Pfizer, for example, is partnering with German biotech company BioNTech to accelerate development of a COVID-19 vaccine. Other major drug companies, such as Sanofi and GlaxoSmithKline, have announced alliances with smaller biotech companies to jointly research, develop, or test vaccines.
In addition to the work with BioNTech, Pfizer is engaged in other efforts that use its information technology platforms to collaborate with other researchers and scientists. Fonseca says Pfizer has joined with 14 other biopharmaceutical companies to share their proprietary libraries of molecular compounds and other data through collaboration tools and access to parts of the company’s “scientific cloud.”

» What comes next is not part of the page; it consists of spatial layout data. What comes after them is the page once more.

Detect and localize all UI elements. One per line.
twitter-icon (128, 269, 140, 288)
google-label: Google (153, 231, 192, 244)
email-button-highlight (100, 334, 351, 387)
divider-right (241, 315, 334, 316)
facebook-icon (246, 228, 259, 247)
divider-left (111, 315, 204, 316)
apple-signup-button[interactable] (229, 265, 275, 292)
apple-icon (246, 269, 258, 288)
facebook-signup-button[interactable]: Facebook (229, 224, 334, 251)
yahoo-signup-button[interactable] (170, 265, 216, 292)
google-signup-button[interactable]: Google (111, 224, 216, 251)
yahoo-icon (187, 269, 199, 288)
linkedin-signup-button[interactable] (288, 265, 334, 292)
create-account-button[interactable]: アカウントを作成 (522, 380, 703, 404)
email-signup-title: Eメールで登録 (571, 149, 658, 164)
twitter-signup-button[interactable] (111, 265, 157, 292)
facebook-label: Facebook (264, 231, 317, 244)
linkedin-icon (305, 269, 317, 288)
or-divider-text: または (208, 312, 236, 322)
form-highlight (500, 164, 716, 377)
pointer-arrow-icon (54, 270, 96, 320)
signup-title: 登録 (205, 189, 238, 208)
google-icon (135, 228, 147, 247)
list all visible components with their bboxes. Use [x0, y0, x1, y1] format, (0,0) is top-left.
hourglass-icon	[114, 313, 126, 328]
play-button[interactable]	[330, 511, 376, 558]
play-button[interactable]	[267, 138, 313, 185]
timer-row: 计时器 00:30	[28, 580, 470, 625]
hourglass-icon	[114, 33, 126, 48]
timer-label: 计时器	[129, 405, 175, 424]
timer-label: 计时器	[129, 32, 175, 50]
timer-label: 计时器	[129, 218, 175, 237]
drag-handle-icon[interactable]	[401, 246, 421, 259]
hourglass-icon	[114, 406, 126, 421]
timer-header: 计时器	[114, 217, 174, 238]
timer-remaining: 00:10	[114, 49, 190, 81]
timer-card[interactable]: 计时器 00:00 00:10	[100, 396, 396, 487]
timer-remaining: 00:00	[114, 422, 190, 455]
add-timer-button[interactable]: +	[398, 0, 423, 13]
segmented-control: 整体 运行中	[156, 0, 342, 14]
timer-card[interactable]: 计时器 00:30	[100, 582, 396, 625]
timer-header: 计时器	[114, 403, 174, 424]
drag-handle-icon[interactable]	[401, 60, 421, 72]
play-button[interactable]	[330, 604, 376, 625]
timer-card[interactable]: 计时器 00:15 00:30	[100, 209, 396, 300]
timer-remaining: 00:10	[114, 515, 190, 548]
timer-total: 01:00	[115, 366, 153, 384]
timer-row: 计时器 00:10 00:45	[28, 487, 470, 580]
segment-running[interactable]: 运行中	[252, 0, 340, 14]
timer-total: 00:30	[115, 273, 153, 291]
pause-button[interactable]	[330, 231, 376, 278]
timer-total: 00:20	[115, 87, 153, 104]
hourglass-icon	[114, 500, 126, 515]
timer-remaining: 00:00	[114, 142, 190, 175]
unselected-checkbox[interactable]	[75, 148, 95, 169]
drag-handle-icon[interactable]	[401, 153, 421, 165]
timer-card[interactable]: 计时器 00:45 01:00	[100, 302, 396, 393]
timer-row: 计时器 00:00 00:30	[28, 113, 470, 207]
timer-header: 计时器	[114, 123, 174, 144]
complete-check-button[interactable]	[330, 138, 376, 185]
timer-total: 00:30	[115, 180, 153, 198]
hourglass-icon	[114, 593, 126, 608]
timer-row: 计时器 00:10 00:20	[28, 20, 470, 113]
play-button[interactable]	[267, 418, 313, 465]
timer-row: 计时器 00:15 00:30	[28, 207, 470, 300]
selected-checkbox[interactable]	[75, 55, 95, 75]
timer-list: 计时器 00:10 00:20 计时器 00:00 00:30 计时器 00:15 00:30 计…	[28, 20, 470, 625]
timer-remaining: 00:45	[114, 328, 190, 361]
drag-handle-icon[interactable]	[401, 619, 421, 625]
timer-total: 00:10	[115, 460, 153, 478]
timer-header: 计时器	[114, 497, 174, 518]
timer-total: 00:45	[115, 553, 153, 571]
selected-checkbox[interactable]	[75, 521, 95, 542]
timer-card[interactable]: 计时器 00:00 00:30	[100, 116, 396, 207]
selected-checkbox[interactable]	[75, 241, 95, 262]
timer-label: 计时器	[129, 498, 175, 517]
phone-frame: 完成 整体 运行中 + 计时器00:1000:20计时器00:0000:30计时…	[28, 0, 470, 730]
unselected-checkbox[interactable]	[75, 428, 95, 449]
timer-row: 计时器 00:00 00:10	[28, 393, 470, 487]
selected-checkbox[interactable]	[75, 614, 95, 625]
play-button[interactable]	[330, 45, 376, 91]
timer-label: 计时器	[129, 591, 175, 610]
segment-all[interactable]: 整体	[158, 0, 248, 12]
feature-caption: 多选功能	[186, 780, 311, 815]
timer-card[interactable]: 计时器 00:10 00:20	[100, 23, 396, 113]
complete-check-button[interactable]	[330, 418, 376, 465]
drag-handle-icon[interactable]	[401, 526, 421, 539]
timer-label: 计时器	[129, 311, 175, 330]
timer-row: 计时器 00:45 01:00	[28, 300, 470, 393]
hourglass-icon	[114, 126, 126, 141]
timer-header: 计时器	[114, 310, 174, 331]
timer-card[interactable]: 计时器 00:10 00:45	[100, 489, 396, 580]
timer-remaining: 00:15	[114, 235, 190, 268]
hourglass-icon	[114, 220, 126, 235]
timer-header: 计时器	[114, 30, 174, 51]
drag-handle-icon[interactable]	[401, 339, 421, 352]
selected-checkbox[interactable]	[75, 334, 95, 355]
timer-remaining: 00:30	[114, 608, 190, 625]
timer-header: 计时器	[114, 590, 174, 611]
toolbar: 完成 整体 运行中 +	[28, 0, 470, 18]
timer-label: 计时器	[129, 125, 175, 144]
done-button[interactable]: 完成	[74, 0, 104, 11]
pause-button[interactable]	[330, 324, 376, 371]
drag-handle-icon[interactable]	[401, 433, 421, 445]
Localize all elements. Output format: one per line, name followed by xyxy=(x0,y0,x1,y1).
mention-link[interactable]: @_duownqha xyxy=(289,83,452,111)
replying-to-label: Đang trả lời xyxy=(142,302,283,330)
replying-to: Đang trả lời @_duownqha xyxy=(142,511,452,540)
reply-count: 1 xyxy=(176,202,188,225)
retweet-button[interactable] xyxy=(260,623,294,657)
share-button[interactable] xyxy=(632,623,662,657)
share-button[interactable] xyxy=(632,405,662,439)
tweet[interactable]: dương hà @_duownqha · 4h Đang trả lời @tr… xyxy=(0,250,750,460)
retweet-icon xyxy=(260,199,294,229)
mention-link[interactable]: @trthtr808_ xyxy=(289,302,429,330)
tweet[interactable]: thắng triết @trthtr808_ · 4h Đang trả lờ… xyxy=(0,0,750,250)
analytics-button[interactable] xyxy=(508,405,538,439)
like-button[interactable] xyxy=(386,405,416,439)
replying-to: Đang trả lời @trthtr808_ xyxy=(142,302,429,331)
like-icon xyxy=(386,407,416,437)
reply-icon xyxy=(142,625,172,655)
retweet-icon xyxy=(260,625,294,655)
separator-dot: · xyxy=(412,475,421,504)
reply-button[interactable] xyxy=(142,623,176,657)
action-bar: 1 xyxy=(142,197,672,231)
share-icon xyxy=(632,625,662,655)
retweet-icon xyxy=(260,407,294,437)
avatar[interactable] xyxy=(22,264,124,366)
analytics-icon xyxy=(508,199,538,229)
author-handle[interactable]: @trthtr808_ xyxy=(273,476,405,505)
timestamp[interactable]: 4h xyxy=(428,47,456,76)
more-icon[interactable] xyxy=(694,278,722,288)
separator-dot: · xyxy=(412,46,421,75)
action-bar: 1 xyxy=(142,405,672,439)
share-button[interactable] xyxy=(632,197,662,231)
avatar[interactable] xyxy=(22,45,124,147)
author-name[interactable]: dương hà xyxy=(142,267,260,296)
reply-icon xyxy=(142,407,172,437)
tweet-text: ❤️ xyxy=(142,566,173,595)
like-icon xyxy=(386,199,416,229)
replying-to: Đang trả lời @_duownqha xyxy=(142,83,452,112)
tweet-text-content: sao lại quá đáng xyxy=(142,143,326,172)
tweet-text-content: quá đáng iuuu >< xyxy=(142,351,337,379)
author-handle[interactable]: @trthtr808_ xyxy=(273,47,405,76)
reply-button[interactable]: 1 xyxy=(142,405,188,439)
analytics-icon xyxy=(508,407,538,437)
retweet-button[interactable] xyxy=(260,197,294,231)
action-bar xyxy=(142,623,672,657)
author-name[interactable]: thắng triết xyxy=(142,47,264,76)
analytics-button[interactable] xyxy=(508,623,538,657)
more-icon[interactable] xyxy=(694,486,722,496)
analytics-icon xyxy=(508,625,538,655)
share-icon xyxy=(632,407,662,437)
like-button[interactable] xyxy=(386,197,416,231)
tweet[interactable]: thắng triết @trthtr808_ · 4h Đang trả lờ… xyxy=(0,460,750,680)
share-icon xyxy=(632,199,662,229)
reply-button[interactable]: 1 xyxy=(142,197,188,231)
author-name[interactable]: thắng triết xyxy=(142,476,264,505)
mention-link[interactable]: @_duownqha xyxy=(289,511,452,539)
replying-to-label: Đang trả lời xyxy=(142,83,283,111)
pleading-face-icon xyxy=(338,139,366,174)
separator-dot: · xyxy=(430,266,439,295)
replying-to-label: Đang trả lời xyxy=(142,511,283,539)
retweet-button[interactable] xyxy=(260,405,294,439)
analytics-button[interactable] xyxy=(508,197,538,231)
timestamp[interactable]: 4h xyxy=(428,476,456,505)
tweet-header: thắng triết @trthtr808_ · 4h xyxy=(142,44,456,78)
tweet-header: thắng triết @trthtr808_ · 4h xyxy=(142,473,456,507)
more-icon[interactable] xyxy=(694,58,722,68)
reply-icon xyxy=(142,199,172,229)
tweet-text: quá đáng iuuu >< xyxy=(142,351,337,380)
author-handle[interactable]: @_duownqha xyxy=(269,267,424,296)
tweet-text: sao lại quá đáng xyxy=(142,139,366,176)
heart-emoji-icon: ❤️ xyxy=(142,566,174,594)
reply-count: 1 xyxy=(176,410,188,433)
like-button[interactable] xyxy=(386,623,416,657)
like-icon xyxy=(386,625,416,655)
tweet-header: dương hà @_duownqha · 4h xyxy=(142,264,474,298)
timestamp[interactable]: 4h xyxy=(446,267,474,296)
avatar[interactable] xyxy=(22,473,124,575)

Fonseca says her team built the cloud on Amazon Web Services to facilitate data sharing an analysis at Pfizer. “Our data was in silos all over the company,” she remembers. “As you can imagine, bringing all our data together increases the value exponentially. She says she partnered with Mikael Dolsten, who leads Pfizer’s worldwide research, development, and medical organization at Pfizer, to drive the data-sharing effort.
Fonseca wasn’t always interested in technology. She was born in Mexico, moved to Los Angeles as a child, and planned to attend law school. After graduating from the University of California, Berkeley, in 1991, she accepted a job in the business and legal affairs department at Sony Pictures Entertainment. Her boss, Peter Schlessel, who headed the department, asked her to work with the company’s IT department to find a way to use technology to track its usage of songs, written work, and other intellectual property in its movies and TV shows to make sure the studio had legal permissions in place. Together they built a rights clearance database; it was the first database Fonseca ever created, and she was hooked. Instead of law school she got a dual degree—an MBA and an MBI (master in business informatics)—from the Rotterdam School of Management.
She says the experience at Sony showed her the role technology could play in unlocking information. “The power of knowing became a very much a theme for me,” she says. “As I think about our patients, our doctors, and our payers, and our regulators, I try to ask: ‘What can we do to give them the power of knowing facts so that they can make the best decisions?’”
Bourla, the Pfizer CEO, calls Fonseca a “change agent,” whose job isn’t merely to deploy technologies but to help the organization think about how to use digital tools to do their best work.
Some patient advocates are cheering the elevation of digital executives inside pharma companies. (Fonseca sits on Bourla’s executive leadership team, for example.) Better software and networking tools can certainly enhance pooling of scientific data, which in turn could improve public health.
But technology is “just the pipe,” cautions Kathy Giusti, cochair of the Harvard Kraft Precision Medicine Accelerator and founder of the Multiple Myeloma Research Foundation. She adds: “What’s critical is the data being shared through those pipes. What we’ve seen in oncology, and what we see in COVID-19, is that separate data sets are often siloed—gathered under different programs with different endpoints. To fully enable greater collaboration among researchers in finding cures, etc., we not only need the IT to share the data, we need universal standards and protocols for how that data is collected and shared.”
Fonseca, who worked at Quest Diagnostics before joining Pfizer, sees her role as complementary to the work of her peers who are currently working to stem the spread of the coronavirus. “Scientists bring the art of the possible—they will tell you, ‘Hey, you know, I have this idea, the scientific experiment, something that I’m pursuing,’” she says. “My job is to bring the art of the possible in digital.”